Golden State’s own injury list shapes the matchup too. Jimmy Butler is out with a right ACL injury, Moses Moody is out after left patellar tendon surgery, Quinten Post is out with right foot injury management, and Kristaps Porzingis is questionable with right ankle soreness.

Ott said the Warriors’ attack still presents a familiar problem. “They run a lot of off-ball screens to free up Curry obviously and then they just react off of his gravity,” he said. “It might not be a different challenge and in game you always have to be willing to adjust.”

He also said the Suns need to create more clean offense than they did in their previous meeting. “The math was not in our favor,” Ott said. “You definitely want to get some more threes up.”

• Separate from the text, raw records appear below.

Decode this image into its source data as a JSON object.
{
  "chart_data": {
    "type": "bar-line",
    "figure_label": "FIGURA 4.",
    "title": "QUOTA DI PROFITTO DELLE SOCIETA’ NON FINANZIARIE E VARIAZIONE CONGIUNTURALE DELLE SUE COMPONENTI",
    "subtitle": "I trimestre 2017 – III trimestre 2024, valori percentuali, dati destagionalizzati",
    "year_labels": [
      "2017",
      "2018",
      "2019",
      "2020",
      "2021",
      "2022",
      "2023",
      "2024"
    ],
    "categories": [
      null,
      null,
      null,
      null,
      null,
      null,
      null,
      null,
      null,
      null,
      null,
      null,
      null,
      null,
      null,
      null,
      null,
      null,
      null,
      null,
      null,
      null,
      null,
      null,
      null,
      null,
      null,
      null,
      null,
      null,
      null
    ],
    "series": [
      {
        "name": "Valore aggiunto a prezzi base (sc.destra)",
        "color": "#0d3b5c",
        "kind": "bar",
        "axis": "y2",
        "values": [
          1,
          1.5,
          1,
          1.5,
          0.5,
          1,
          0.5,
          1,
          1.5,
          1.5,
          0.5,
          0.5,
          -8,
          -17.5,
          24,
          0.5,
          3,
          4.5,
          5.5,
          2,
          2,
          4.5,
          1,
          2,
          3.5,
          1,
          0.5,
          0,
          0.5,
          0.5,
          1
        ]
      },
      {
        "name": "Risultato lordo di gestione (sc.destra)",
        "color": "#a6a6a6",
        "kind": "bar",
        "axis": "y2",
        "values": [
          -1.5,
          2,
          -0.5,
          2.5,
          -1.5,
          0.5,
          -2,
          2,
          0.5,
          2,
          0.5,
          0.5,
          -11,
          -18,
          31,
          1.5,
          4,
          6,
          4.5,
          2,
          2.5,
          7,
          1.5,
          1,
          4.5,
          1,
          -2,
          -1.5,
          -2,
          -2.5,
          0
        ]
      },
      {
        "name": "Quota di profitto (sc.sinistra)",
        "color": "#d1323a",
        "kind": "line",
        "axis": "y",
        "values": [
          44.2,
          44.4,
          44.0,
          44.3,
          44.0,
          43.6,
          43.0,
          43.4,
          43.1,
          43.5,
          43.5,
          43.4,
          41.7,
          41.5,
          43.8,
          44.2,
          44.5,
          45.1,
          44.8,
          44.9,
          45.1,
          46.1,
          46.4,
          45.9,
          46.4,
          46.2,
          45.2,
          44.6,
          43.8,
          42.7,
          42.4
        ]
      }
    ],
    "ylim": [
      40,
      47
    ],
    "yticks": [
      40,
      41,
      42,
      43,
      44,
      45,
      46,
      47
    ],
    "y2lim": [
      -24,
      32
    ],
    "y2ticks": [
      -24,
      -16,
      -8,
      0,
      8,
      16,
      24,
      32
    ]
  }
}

Phoenix was one of the league’s strongest regular-season teams behind Devin Booker, who averaged 26.1 points and 6.0 assists, while Dillon Brooks added 20.2 points per game. Golden State countered with Stephen Curry at 26.6 points per game and 4.7 assists, and Ott said the answer starts with stopping the ball before the game gets into that kind of rhythm.

“We got to play faster,” he said. “We got to find ways to get him the ball downhill more. We got to play faster. That’s a piece that we can really use his speed.”

Ott said the Suns like the pressure of the moment, not the noise around it. “We need it,” he said of the home crowd. And later added, “We got to crash and we got to take them away.”